By signing below I hereby give permission for my therapist to reply to my messages via email, including any information that my therapist deems appropriate, that would otherwise be considered confidential. I agree that my therapist shall not be liable for any breach of confidentiality that may result from this use of email via the Internet.
I understand that my therapist will limit SMS messages to brief inquiries or responses regarding scheduling. I understand that my therapist may at times email me information about resources that I can use as part of my treatment. I hereby consent to receive such information via email. I understand that e-mail and SMS communication should not be used for urgent or sensitive matters since technical or other factors may prevent a timely answer. I understand that if I use email or SMS to make or request scheduling changes it is my responsibility to confirm that my therapist has received my communication more than 24 hours before the appointment time being changed. If I believe I need a response within 48 hours, I will not use email but will call my therapist. If I do not receive an answer to a routine email or text message within two working days, I understand that I should call my therapist.
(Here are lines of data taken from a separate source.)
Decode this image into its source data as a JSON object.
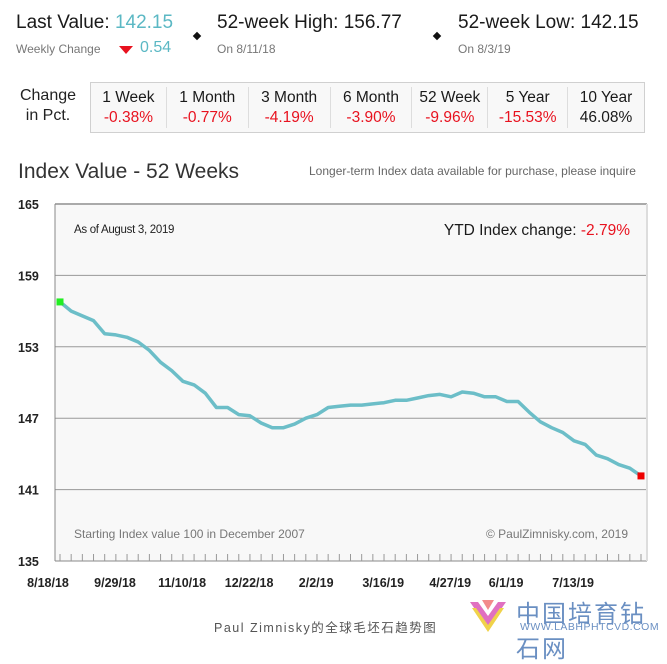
{
  "header": {
    "last_value_label": "Last Value:",
    "last_value": "142.15",
    "weekly_change_label": "Weekly Change",
    "weekly_change_direction": "down",
    "weekly_change_value": "0.54",
    "high_label": "52-week High: 156.77",
    "high_date": "On 8/11/18",
    "low_label": "52-week Low: 142.15",
    "low_date": "On 8/3/19"
  },
  "change_table": {
    "row_label_line1": "Change",
    "row_label_line2": "in Pct.",
    "columns": [
      {
        "period": "1 Week",
        "value": "-0.38%",
        "sign": "neg"
      },
      {
        "period": "1 Month",
        "value": "-0.77%",
        "sign": "neg"
      },
      {
        "period": "3 Month",
        "value": "-4.19%",
        "sign": "neg"
      },
      {
        "period": "6 Month",
        "value": "-3.90%",
        "sign": "neg"
      },
      {
        "period": "52 Week",
        "value": "-9.96%",
        "sign": "neg"
      },
      {
        "period": "5 Year",
        "value": "-15.53%",
        "sign": "neg"
      },
      {
        "period": "10 Year",
        "value": "46.08%",
        "sign": "pos"
      }
    ]
  },
  "section": {
    "title": "Index Value - 52 Weeks",
    "note": "Longer-term Index data available for purchase, please inquire"
  },
  "colors": {
    "line": "#6cbec8",
    "start_marker": "#22ee22",
    "end_marker": "#ee0000",
    "negative": "#e8121f",
    "accent": "#5bb8c4"
  },
  "chart_data": {
    "type": "line",
    "title": "Index Value - 52 Weeks",
    "as_of": "As of August 3, 2019",
    "ytd_label": "YTD Index change:",
    "ytd_value": "-2.79%",
    "bottom_left_note": "Starting Index value 100 in December 2007",
    "bottom_right_note": "© PaulZimnisky.com, 2019",
    "xlabel": "",
    "ylabel": "",
    "ylim": [
      135,
      165
    ],
    "yticks": [
      "165",
      "159",
      "153",
      "147",
      "141",
      "135"
    ],
    "ytick_values": [
      165,
      159,
      153,
      147,
      141,
      135
    ],
    "xtick_labels": [
      "8/18/18",
      "9/29/18",
      "11/10/18",
      "12/22/18",
      "2/2/19",
      "3/16/19",
      "4/27/19",
      "6/1/19",
      "7/13/19"
    ],
    "xtick_indices": [
      0,
      6,
      12,
      18,
      24,
      30,
      36,
      41,
      47
    ],
    "grid": true,
    "series": [
      {
        "name": "Index Value",
        "values": [
          156.77,
          156.0,
          155.6,
          155.2,
          154.1,
          154.0,
          153.8,
          153.4,
          152.7,
          151.7,
          151.0,
          150.1,
          149.8,
          149.1,
          147.9,
          147.9,
          147.3,
          147.2,
          146.6,
          146.2,
          146.2,
          146.5,
          147.0,
          147.3,
          147.9,
          148.0,
          148.1,
          148.1,
          148.2,
          148.3,
          148.5,
          148.5,
          148.7,
          148.9,
          149.0,
          148.8,
          149.2,
          149.1,
          148.8,
          148.8,
          148.4,
          148.4,
          147.5,
          146.7,
          146.2,
          145.8,
          145.1,
          144.8,
          143.9,
          143.6,
          143.1,
          142.8,
          142.15
        ]
      }
    ],
    "start_marker_value": 156.77,
    "end_marker_value": 142.15
  },
  "footer": {
    "caption": "Paul Zimnisky的全球毛坯石趋势图",
    "brand_name": "中国培育钻石网",
    "brand_url": "WWW.LABHPHTCVD.COM"
  }
}
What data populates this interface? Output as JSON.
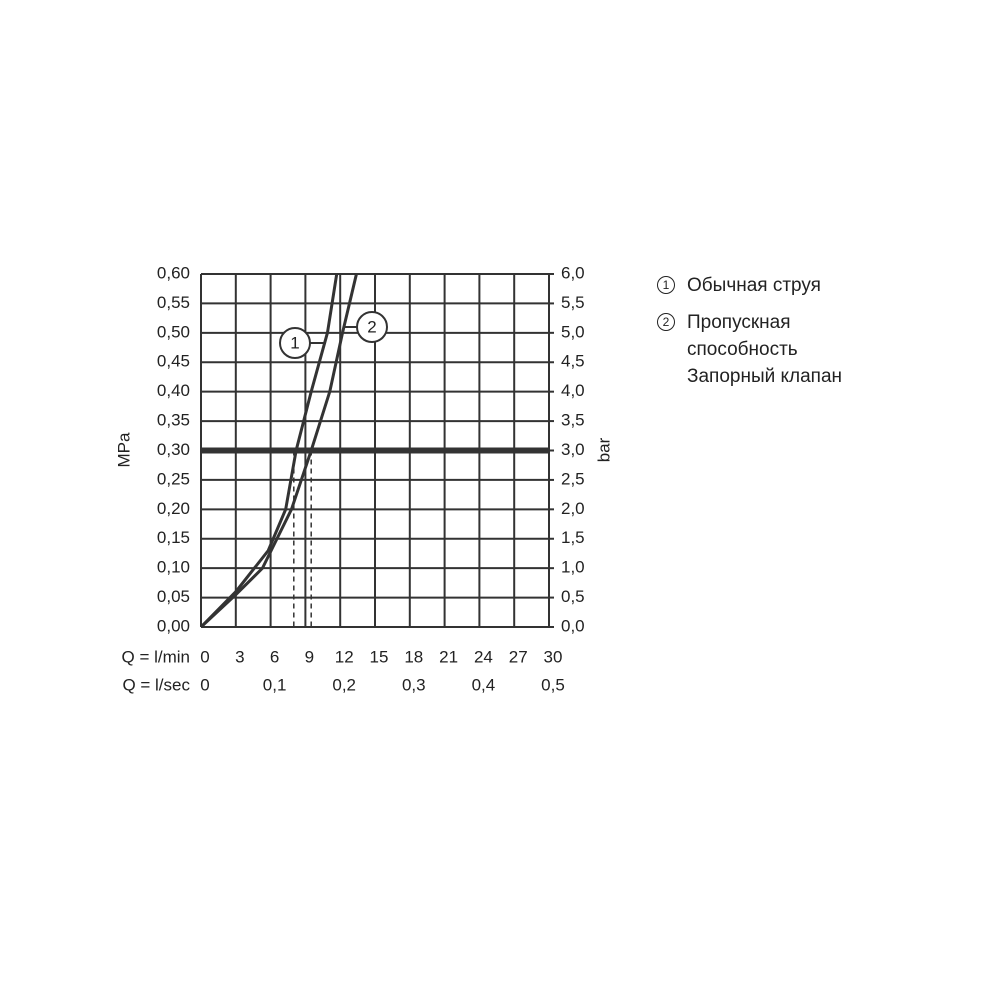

I understand that all email and SMS communications may be made part of my permanent medical record and would be accessible to anyone given access to those records. I also understand that I may withdraw permission for my therapist to communicate with me via email or SMS by notifying my therapist in writing.
TeleHealth Informed Consent
I am aware of my options for doing sessions via telehealth or in-person.
If I choose to do sessions via telehealth:
I understand how the video conferencing technology will be used to affect such a session, and will not be the same as a direct/client/therapist visit due to the fact that I will not be in the same room as my health care provider.
I understand there are potential risks to this technology, including interruptions, unauthorized access and technical difficulties. I understand that the telehealth system being used is a HIPPA compliant platform and have been offered this platform as the most secure option to perform the telehealth session. I understand that my therapist or I can discontinue the telehealth session if it is felt that the video conferencing connections are not adequate for the situation.
I understand that billing will occur to my insurance company as a telehealth session using the same confidentiality practices as all other sessions. I understand that it is my responsibility to ensure that my health insurance plan covers telehealth sessions and that I will be financially responsible for payment of the session in the case that my insurance does not provide coverage for this service, or if it only covers a portion of the cost.
I have had a direct conversation with an employee of A Better Way Counseling Service, during which I had the opportunity to ask questions in regard to this procedure. My questions have been answered and the risks, benefits and any practical alternatives have been discussed with me in a language in which I understand.